Public companies in Myanmar - companies whose shares can be bought by the public - lag behind privately-owned firms in corporate disclosure and governance, according to the latest transparency report released on Tuesday.
This is the fifth Pwint Thit Sa report (Transparency in Myanmar Enterprises) undertaken by Yangon-based Myanmar Centre for Responsible Business (MCRB) in partnership with Myanmar consulting firm Yever.
In 2019, the Myanmar companies with the highest transparency scores are City Mart Holdings (CMHL), First Myanmar Investment (FMI), Max Myanmar and Shwe Taung. These companies have consistently featured in the top 10 of previous Pwint Thit Sa reports and this year’s report found that all of them continue to improve their disclosures.
At the other end of the scale, 108 (44 percent) of the 248 companies reviewed do not have corporate websites. Most of those these companies publish little or no corporate governance and performance data.
First launched in 2014, this year’s report assesses information disclosure on the corporate websites of 248 large Myanmar enterprises, including five listed, 55 public, and 160 sizeable privately-owned companies. For the first time, it also covers 28 of the most important state-owned economic enterprises (SOEs). This amounts to the most ambitious public report ever published in Myanmar about the state of corporate disclosure (CD).
The findings reveal that a number of private companies chose to go beyond the legal transparency provisions.
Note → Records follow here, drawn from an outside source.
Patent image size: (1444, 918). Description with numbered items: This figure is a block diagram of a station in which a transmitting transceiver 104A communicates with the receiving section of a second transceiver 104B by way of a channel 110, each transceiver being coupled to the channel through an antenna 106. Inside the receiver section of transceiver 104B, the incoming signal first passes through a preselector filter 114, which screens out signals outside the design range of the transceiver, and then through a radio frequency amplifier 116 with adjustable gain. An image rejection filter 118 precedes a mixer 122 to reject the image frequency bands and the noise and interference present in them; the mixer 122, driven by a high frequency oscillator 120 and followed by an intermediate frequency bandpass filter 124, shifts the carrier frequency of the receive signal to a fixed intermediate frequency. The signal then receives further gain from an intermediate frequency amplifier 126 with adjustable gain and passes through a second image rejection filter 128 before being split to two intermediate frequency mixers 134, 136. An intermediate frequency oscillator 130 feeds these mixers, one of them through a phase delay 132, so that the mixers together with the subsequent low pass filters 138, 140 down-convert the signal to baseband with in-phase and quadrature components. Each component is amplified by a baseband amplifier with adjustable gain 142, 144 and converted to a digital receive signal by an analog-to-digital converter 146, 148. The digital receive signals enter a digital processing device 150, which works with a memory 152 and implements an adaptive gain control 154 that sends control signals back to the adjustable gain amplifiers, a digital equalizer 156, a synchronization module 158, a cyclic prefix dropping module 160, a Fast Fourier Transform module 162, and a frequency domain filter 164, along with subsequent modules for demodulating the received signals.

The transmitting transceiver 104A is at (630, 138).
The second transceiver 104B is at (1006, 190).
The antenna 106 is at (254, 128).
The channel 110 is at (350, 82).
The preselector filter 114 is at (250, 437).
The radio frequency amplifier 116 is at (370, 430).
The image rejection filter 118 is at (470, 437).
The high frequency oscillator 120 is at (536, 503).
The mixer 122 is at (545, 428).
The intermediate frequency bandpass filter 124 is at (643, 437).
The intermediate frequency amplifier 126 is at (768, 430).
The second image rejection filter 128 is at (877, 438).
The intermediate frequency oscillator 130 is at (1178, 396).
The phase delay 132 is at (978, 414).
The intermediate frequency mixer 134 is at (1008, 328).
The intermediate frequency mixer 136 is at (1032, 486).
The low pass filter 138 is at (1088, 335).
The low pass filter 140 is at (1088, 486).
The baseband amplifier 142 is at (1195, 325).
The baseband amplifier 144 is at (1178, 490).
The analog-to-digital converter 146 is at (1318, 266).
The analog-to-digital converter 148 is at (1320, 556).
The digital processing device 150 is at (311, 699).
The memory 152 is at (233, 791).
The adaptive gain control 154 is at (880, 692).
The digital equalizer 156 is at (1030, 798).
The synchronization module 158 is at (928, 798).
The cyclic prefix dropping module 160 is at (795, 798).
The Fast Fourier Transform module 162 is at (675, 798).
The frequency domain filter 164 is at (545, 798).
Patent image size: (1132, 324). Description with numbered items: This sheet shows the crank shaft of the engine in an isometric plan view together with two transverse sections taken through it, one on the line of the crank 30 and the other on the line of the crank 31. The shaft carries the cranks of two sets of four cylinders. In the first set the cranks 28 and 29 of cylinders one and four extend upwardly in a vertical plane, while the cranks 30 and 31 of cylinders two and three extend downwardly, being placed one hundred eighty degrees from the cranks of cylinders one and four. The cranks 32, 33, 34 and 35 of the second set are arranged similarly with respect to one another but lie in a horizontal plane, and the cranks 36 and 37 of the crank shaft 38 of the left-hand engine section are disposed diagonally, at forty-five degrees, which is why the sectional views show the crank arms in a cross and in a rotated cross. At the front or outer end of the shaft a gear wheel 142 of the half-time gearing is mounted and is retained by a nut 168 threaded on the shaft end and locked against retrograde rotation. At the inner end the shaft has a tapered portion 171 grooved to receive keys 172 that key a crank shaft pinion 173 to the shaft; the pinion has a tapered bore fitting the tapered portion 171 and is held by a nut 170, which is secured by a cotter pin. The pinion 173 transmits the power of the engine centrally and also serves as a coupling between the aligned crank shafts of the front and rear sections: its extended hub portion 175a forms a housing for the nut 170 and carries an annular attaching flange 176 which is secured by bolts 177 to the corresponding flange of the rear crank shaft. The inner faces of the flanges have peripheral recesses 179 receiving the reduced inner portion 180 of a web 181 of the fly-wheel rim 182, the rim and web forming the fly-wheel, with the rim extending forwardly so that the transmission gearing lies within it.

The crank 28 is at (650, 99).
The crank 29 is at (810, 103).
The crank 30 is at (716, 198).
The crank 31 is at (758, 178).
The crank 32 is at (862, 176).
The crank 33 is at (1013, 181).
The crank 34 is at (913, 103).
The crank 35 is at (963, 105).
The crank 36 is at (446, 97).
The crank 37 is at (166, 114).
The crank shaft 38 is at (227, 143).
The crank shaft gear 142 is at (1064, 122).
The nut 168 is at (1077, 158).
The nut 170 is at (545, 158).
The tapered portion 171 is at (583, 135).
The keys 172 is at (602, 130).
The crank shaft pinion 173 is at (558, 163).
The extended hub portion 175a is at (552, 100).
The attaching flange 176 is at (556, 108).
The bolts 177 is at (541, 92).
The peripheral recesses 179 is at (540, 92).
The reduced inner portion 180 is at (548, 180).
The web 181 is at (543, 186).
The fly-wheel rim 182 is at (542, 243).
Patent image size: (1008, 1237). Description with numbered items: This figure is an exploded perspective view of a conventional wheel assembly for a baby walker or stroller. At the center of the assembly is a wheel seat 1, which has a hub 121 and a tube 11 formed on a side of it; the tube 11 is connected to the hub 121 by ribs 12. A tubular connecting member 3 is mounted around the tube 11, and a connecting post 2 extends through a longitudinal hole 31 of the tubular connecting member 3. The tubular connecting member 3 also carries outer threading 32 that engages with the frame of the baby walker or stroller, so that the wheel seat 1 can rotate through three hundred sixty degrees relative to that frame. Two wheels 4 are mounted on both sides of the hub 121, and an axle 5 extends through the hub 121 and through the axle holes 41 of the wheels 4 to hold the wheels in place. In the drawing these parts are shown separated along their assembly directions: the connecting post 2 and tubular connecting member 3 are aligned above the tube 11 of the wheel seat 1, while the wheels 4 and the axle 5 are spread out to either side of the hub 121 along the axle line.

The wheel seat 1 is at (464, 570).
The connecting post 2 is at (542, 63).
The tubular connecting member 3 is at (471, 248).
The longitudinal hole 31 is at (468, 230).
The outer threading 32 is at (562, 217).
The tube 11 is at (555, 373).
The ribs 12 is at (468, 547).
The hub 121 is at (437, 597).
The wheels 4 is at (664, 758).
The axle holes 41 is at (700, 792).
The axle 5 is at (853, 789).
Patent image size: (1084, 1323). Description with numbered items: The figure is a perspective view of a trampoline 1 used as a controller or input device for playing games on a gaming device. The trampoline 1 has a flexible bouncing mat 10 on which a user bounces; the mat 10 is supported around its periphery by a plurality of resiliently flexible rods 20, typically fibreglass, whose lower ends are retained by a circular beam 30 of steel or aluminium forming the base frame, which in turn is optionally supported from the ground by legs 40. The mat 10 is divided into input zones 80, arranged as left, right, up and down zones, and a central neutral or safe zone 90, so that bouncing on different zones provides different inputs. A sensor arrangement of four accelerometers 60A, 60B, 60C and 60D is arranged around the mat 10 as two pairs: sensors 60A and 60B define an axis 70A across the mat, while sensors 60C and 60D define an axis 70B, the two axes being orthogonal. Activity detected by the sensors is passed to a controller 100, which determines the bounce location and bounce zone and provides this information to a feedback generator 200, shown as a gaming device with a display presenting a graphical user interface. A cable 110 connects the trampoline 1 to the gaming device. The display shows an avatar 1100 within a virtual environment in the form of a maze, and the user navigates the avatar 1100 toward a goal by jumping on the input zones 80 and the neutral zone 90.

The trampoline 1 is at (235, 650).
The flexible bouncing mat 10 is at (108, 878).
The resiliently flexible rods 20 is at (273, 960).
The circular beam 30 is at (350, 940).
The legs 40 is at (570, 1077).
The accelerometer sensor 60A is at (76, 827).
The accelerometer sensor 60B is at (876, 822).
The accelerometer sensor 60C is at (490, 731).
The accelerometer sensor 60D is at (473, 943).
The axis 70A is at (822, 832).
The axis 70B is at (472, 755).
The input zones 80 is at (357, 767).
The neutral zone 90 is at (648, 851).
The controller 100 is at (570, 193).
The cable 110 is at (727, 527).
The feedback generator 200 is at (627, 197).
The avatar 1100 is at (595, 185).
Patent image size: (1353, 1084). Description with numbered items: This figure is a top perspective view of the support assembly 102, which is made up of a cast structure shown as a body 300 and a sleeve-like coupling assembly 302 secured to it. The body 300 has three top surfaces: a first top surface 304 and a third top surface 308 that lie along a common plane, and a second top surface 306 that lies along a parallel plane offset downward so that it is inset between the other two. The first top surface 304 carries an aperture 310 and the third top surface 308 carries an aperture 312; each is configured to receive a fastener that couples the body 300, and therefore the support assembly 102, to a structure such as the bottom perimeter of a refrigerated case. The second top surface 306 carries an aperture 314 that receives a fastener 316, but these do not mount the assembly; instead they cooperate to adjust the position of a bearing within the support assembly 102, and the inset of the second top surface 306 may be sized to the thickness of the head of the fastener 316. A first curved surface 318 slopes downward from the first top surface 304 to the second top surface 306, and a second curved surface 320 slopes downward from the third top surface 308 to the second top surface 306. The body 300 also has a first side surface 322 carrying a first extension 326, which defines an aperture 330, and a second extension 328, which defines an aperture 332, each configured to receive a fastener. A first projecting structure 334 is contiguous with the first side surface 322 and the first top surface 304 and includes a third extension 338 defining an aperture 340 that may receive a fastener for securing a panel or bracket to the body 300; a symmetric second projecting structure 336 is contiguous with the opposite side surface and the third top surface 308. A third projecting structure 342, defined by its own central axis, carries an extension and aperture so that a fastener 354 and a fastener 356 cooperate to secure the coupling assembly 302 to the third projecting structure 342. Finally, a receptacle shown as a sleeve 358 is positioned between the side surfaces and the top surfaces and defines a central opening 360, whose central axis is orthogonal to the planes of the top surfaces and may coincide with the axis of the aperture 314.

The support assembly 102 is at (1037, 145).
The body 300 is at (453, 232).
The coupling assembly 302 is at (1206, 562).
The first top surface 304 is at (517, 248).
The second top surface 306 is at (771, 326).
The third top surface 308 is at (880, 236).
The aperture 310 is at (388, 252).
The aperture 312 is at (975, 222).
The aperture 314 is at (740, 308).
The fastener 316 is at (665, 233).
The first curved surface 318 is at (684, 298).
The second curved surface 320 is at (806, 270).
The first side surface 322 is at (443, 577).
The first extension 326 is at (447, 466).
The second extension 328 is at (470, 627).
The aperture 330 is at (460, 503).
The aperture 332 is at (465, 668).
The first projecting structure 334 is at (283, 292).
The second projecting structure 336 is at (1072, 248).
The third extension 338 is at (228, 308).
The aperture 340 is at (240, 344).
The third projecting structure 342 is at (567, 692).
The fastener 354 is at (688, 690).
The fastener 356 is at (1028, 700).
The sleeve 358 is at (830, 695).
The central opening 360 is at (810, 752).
Under the new Companies Law, a privately-owned company only needs to file an Annual Return with the Directorate of Investment and Company Administration (DICA). But, there isn’t a requirement for private companies to publicly disclose this information.
However, seven privately-owned companies in the top 10 list have done so: City Mart, Max Myanmar, Shwe Taung, UAB, Dagon Group, Myan Shwe Pyi Tractors and AYA Bank.